According to the documentation both are about the DOM being loaded and ready.
Documentation
An Answer to Your Case
It's possible that you're loading the Ext JS resource after your script fires, but jQuery is already loaded above your script. Thus using jQuery to wait until the DOM is loaded guarantees that the DOM has been loaded and thus by then Ext JS has also been loaded.
If you try to invert them and us Ext JS first you'll likely have an error.
According to the documentation they're doing the same thing so you shouldn't need to nest them
A Fix for this Scenario
If you are loading your resources like so:
- jQuery
- Your Script
- Ext JS
It would be best to load them in this order:
- jQuery and/or Ext JS
- Order shouldn't matter as they can stand by themselves without requiring one or the other
- Your Script
Additional Explanation
Due to how the DOM is loaded and parsed by the time it reads your script it guarantees that jQuery and Ext JS are available. This is why you can reference their libraries in your script; you're not waiting for them to load they're already there and available to be used which is why you can call them and use their ready calls.
You need to use the ready event of one of the libraries to guarantee that all elements are loaded into the DOM and available to be accessed. You also shouldn't try to add anything to the DOM until it's ready although you can append to current elements that have been loaded above your element/script tag. It's just best practice to not touch the DOM until it's finished loading.

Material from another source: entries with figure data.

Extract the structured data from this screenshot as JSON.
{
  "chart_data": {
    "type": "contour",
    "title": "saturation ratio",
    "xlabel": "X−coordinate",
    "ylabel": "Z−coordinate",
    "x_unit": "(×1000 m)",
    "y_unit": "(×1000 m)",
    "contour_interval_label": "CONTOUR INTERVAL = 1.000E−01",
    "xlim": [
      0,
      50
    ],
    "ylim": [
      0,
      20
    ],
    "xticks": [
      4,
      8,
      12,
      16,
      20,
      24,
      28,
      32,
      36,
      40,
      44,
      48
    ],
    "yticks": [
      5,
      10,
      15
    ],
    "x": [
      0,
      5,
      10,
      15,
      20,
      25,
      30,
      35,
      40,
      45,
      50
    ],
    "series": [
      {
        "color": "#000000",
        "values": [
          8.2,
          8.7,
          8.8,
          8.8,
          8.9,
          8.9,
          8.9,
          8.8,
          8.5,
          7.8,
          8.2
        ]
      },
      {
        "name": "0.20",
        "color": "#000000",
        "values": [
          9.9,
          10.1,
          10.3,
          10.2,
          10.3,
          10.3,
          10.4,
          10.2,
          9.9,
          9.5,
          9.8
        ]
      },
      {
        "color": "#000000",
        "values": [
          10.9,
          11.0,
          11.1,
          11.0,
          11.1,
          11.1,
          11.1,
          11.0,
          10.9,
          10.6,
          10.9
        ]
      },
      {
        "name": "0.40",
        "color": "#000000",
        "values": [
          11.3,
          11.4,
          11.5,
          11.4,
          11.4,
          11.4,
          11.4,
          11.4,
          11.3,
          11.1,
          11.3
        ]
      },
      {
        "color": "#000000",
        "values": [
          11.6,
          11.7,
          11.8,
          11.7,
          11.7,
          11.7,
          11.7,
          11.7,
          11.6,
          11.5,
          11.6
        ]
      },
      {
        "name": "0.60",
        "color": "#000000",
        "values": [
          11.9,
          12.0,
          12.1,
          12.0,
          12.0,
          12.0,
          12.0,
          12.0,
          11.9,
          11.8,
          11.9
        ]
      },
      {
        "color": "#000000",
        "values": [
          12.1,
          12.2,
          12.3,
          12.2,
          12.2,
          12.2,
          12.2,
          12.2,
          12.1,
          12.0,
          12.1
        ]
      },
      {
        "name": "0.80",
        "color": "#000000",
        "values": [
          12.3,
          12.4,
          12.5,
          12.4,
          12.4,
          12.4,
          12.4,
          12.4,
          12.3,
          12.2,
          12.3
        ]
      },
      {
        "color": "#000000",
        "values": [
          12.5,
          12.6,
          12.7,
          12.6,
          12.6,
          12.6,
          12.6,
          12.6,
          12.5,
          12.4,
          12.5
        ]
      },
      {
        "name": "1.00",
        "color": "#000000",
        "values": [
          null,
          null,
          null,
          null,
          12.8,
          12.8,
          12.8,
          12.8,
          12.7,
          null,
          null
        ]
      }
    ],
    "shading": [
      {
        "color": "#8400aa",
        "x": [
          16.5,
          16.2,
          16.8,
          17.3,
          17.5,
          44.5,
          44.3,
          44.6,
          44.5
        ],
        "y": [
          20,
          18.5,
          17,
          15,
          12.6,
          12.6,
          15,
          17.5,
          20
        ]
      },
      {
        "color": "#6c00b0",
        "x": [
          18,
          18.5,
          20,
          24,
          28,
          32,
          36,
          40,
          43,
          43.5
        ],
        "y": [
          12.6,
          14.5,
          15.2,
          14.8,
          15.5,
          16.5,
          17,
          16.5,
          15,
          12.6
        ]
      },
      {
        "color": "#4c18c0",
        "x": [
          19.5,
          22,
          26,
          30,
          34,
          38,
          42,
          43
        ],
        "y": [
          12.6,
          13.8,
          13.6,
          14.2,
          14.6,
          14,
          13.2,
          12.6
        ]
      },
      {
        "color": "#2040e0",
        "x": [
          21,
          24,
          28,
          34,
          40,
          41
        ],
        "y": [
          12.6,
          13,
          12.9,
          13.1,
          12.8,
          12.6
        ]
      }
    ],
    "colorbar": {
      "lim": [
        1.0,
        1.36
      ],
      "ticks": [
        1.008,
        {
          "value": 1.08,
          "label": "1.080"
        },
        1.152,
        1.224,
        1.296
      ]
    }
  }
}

Additional Explanation Nobody Asked For 🔥
Handling DOM ready is more involved than these libraries make it which is why they both include such an event handler.
The following link explains with vanilla JS how you cannot only add your event listener you also need to check if it has already fired when you go to add your event listener for DOM ready. This is a common case to handle with eventing - where you create a race condition where an event may fire before you start listening for it - then you don't know that it ever happened without another way to check.